Vi sono stati anche risultati inattesi. Varianti collegate al rischio di sviluppare PSP erano situate in altri tre geni che codificano proteine coinvolte in meccanismi particolari all'interno delle cellule nervose:

  • PERK (EIF2AK3), un fattore che viene attivato quando il reticolo endoplasmatico (che può essere considerato il magazzino cellulare) è troppo pieno di proteine; esso blocca la costruzione di altre proteine in modo da dare al reticolo endoplasmatico il tempo di smaltire le proteine accumulate. È noto che nel Parkinson vi sono proteine malripiegate che tendono ad accumularsi e che questo fattore è fortemente attivato nei neuroni dopaminergici nella sostanza nera.

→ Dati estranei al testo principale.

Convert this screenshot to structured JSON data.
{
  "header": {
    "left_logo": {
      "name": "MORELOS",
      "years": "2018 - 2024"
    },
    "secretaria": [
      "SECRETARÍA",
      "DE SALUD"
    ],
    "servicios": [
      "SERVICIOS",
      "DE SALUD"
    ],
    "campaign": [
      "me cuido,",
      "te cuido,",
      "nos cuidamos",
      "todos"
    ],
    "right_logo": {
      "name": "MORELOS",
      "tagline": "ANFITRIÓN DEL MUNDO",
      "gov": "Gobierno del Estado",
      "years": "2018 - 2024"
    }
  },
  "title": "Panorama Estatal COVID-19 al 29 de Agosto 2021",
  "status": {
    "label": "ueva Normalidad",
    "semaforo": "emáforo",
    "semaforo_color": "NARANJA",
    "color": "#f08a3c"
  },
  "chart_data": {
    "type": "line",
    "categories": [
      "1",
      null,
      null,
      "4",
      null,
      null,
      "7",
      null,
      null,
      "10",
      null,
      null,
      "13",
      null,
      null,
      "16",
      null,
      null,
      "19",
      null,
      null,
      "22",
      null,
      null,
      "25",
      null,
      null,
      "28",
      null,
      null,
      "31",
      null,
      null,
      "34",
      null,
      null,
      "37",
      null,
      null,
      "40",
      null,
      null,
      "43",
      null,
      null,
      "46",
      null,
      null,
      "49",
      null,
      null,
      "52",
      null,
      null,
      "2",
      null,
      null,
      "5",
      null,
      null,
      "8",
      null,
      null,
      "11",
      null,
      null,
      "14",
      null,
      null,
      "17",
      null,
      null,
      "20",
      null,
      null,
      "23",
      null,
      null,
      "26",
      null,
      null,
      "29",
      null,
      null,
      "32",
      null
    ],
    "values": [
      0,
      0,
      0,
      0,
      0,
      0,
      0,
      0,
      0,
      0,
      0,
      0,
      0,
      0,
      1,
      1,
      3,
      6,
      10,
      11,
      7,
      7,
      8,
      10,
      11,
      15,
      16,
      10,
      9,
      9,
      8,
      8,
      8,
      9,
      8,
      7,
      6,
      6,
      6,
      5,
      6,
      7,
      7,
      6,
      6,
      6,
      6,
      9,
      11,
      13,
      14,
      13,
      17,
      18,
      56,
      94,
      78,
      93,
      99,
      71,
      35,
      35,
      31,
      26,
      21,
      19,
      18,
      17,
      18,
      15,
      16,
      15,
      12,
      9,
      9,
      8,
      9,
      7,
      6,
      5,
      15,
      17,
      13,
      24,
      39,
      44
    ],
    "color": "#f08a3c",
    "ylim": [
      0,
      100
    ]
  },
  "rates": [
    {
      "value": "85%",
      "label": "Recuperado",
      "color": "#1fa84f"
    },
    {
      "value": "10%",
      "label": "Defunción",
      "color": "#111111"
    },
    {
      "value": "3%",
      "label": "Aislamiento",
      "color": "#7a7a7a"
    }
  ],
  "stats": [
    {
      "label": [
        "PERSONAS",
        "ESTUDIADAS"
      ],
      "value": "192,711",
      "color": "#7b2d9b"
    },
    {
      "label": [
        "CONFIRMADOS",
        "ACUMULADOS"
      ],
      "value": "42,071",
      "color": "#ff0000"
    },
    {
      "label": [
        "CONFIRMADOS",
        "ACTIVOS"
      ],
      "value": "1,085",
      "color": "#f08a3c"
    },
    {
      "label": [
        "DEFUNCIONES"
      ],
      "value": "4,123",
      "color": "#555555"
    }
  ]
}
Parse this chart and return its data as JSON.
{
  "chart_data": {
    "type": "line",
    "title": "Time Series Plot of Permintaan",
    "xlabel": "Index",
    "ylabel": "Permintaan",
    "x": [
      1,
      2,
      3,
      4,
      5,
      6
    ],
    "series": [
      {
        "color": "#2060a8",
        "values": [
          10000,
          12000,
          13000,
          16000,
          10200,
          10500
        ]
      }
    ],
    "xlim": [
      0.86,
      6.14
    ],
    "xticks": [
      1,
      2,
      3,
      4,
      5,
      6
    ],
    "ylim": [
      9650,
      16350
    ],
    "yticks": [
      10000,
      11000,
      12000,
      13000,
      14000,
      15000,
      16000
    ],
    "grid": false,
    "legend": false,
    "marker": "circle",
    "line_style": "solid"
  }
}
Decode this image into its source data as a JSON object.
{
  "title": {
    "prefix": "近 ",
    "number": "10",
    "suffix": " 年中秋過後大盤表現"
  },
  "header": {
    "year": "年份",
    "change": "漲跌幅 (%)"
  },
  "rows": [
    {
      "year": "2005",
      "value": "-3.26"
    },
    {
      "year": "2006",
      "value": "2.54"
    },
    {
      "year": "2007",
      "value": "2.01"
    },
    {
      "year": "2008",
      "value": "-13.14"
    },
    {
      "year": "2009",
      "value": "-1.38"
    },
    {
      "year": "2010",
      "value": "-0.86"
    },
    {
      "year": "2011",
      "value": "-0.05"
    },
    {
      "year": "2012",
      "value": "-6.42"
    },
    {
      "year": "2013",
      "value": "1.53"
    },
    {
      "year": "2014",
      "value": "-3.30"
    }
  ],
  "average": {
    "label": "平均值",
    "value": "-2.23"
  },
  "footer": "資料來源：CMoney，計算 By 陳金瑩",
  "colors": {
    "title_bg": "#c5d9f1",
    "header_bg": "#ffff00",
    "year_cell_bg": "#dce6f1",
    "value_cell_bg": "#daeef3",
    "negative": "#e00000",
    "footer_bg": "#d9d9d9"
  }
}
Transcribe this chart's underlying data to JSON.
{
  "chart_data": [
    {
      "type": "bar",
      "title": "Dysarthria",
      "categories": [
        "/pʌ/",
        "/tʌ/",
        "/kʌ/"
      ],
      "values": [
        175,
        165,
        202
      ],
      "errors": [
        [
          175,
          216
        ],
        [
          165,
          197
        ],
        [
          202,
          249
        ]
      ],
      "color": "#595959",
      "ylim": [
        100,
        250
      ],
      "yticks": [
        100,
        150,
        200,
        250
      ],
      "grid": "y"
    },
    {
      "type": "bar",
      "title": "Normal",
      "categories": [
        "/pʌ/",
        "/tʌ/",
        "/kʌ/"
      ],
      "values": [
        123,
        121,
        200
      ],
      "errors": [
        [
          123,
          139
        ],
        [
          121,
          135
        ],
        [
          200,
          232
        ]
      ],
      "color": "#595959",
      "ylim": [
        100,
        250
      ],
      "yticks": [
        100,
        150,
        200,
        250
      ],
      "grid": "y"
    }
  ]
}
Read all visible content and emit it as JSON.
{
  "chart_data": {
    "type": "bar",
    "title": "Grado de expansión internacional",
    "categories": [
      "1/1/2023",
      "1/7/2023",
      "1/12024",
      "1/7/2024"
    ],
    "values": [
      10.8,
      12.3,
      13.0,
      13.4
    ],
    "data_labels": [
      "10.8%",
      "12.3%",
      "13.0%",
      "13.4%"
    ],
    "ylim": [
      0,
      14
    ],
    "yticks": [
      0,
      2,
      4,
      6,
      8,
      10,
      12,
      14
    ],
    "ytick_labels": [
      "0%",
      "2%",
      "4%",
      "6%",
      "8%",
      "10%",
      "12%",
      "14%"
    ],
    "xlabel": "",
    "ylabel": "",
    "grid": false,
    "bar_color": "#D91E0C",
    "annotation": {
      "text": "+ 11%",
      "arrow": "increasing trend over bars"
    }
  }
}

  • Sintaxina (STX6) che fa parte della classe di proteine che contribuiscono al meccanismo cellulare di trasporto all'interno di vescicole. Esso potrebbe influenzare il trasporto delle proteine malripiegate fino ai lisosomi, che sono degli organelli che sono responsabili per la triturazione ed eliminazione dei composti vecchi diventati ormai “spazzatura”, come le proteine malripiegate che non funzionano
  • MOBP, una proteina fondamentale per la mielina, la guaina bianca intorno all'assone dei nervi nella sostanza bianca. Si sa che nella PSP la sostanza bianca di molteplici regioni cerebrali viene danneggiata.

La dimostrazione del coinvolgimento del gene responsabile per la produzione di PERK è di particolare interesse, perché suggerisce che l'attivazione di una risposta all'accumulo di proteine malripiegate non avviene solo come una conseguenza del processo neurodegenerativo, ma fa parte del processo stesso. Pertanto, questo meccanismo potrebbe essere usato come bersaglio per mettere a punto terapie innovative per i parkinsonismi.